The same architects, Kideney Architects, also studied the expanding Town Hall a few years ago and essentially recommended doubling the size of the 27,000-square-foot building, said Building Commissioner Thomas C. Ketchum.
This time, the architects will tell the town the feasibility and cost of three options.
The first idea is to put a two-story addition on the back of Town Hall that would bridge Ellicott Creek and go into Island Park. The Village of Williamsville, not the town, owns that land.
Williamsville Mayor Basil J. Piazza said Monday that he had not yet heard of the plan and said he would call the town for more information.
"It's not worth reacting to something that's so tenuous at the moment," Piazza said.
The second option is to fill in a U-shaped alcove behind town hall that would add about 3,000 square feet.
"We're concerned that we could spend a lot of money and not really achieve the intended goals," Ketchum said.
The final option is to expand the building to the west, toward the library. The big downside of that option is that the town will lose parking spaces.
"We're already struggling regarding parking adequacy," Ketchum said.
The town also considered adding a third story to the building but realized it would be too disruptive as well as costly.

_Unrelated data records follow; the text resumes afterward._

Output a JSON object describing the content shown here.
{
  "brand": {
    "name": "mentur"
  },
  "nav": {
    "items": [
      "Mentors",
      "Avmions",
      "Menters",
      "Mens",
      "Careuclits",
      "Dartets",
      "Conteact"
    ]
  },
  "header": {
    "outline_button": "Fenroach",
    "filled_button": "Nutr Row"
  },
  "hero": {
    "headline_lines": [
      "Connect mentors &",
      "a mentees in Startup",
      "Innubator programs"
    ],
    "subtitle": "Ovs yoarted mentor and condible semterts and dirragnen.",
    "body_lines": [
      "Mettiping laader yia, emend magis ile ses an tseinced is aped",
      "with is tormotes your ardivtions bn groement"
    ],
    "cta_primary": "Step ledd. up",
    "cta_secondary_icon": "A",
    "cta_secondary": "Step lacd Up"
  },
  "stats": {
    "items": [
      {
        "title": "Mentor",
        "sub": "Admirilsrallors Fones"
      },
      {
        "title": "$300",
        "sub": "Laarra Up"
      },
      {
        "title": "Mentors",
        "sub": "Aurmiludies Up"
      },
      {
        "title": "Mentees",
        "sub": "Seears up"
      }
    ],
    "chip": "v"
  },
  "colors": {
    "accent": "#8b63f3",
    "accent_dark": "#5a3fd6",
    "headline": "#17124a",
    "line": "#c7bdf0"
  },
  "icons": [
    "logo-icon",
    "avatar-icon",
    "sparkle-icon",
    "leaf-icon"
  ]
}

This is not the first time officials have considered expanding Town Hall. In 1996, the town considered paying $475,000 for adjacent land at 5601 Main St. And there has always been talk of building a new Town Hall in Audubon, which is already home to the town's library, court, police and senior center.
However, officials fear business along Main Street might suffer if the Town Hall left. Officials also have said a new building would be too expensive.
"It's certainly more cost-effective to expand than build another building," Grelick said.
In the meantime, Grelick said she's trying to squeeze a little more room out of the current Town Hall.
For example, an abandoned elevator shaft will be converted into an office for newly elected comptroller Larry Southwick.
"We're using the vacant elevator shaft to gain more room," Grelick explained.